The Pension Protection Fund (PPF), more commonly known as the UK pensions ‘lifeboat’ scheme, has made a push into global real estate by picking two real estate managers to advise it on developing an investment strategy.
The £4.5 billion (€5.2 billion; $7 billion) pension fund, created in 2005 to compensate pension holders from bankrupt employers and insufficient pension schemes, said LaSalle Investment Management and CBRE Investors had won the mandate.
It also said that Aviva Investors would continue to manage an existing UK portfolio and would be “available for a global portfolio” on a deferred appointment basis. Aberdeen Investors and Invesco Real Estate are also on deferred appointments.

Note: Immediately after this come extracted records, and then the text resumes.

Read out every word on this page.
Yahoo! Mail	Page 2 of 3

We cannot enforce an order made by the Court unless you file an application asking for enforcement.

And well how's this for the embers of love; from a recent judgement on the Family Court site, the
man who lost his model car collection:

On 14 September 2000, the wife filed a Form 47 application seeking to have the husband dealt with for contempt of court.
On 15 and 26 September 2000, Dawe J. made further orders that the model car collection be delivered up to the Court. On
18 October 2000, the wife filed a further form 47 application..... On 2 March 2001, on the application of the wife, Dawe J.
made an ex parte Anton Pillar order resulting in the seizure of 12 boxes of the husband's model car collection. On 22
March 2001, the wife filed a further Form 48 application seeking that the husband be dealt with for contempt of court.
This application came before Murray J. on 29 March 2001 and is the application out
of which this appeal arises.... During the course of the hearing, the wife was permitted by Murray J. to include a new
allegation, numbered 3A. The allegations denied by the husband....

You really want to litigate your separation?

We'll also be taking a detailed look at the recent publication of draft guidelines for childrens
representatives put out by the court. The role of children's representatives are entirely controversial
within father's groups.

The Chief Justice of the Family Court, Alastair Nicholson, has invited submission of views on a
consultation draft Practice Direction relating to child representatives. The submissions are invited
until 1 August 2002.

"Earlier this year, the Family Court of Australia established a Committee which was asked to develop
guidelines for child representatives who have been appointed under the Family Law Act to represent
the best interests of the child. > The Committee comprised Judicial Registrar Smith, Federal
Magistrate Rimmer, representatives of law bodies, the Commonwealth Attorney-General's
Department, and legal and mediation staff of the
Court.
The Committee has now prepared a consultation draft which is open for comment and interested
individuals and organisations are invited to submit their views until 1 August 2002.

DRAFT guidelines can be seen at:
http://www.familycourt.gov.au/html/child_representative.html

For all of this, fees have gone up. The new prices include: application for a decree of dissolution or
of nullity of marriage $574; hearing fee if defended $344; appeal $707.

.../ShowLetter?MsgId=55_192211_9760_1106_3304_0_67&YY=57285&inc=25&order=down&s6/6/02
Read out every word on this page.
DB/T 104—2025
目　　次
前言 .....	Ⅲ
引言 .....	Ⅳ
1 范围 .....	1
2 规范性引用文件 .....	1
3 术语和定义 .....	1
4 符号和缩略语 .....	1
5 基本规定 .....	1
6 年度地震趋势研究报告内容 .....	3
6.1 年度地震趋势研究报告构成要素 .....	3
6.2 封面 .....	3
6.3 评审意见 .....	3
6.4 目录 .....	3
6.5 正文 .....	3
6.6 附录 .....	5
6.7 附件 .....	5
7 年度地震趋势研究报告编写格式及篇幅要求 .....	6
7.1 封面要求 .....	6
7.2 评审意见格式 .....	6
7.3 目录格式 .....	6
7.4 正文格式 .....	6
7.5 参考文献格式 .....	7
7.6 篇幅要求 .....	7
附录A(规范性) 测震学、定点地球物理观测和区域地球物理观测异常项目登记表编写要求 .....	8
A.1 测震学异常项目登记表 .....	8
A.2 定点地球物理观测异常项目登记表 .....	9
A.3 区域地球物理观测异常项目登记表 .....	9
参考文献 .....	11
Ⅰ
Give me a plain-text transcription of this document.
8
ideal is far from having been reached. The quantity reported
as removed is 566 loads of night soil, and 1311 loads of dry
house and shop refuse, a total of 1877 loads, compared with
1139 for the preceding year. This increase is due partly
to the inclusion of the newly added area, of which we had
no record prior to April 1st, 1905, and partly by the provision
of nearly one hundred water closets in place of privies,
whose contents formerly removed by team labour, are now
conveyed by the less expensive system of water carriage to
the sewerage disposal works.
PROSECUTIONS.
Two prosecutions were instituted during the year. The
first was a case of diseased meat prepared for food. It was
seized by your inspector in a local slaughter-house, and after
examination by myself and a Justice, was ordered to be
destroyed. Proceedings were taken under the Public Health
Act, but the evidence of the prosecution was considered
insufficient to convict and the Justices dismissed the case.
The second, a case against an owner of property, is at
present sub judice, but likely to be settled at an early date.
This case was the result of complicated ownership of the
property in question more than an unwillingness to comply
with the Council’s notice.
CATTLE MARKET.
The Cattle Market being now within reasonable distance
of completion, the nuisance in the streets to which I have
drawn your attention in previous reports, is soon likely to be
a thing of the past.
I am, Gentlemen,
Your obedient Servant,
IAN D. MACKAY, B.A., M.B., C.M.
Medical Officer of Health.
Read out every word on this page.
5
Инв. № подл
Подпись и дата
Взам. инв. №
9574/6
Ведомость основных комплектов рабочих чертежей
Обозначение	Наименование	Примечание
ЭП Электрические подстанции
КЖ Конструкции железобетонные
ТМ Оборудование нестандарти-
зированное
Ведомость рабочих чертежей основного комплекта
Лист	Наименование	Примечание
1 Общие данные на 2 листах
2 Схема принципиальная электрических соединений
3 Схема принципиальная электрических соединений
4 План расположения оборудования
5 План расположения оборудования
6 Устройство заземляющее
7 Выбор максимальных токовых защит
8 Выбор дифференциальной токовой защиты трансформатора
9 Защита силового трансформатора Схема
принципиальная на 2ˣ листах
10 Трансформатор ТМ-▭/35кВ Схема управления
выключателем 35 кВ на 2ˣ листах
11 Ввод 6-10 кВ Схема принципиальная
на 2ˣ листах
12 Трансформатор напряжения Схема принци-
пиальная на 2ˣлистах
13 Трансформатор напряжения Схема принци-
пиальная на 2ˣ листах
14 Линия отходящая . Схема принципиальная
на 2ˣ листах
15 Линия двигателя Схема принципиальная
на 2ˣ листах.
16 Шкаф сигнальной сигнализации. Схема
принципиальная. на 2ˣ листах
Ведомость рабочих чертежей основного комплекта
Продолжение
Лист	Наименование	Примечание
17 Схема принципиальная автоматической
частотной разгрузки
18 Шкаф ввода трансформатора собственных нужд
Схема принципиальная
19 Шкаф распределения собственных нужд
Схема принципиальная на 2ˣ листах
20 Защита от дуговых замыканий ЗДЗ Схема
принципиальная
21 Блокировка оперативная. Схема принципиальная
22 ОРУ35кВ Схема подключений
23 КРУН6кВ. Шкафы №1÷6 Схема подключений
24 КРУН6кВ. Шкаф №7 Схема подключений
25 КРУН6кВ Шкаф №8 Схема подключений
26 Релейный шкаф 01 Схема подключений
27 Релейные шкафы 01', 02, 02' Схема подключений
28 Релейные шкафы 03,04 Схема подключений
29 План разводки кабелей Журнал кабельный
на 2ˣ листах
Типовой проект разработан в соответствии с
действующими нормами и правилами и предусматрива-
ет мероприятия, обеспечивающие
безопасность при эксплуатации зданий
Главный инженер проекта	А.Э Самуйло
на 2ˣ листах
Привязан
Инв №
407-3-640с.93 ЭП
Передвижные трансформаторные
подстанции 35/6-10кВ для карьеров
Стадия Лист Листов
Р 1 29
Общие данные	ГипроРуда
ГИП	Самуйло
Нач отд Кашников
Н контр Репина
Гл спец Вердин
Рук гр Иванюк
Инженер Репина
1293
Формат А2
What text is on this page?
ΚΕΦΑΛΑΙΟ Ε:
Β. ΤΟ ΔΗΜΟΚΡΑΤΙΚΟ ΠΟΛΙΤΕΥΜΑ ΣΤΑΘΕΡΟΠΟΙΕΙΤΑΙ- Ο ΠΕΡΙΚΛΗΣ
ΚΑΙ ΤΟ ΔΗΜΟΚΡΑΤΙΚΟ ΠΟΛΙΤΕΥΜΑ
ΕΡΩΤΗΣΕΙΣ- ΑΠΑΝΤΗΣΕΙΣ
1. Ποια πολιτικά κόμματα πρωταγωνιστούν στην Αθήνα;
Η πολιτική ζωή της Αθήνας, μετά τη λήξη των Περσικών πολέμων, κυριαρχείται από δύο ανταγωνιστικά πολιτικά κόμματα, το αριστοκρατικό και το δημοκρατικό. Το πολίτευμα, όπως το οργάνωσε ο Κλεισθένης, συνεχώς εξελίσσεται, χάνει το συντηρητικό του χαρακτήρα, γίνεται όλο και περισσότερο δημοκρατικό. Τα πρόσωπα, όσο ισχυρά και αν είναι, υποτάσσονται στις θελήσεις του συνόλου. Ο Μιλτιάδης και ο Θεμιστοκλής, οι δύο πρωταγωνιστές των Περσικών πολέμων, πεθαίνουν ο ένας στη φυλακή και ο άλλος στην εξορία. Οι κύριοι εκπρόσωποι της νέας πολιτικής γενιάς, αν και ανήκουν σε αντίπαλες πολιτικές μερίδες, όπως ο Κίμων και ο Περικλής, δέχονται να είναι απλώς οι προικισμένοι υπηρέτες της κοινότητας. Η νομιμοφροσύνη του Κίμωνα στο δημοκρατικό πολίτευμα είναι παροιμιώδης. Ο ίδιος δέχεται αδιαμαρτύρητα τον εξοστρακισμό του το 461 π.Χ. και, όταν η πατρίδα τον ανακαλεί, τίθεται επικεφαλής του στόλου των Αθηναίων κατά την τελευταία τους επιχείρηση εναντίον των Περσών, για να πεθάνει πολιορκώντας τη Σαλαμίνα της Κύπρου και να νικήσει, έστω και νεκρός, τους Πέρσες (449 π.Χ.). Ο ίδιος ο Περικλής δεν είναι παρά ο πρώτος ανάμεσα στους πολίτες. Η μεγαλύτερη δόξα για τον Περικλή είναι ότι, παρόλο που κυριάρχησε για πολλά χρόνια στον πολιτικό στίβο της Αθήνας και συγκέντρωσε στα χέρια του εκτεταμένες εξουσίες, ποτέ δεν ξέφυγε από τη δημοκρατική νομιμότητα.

In a statement, PPF said this was part of a strategy to develop its alternatives portfolio as set out in its statement of investment principles. The appointments will be for an initial three years with PPF having the option to extend them for another three.
Last July the fund picked Goldman Sachs, Pantheon, Hamilton Lane, Lexington, LGT, Partners Group and RREEF as advisors to carry out a private equity secondaries programme. That followed a move earlier in March 2010 to allocate 20 percent to alternatives.
In its 2009,2010 annual report, the fund said it had directly protected 46,000 people and had built up assets of £4.5 billion.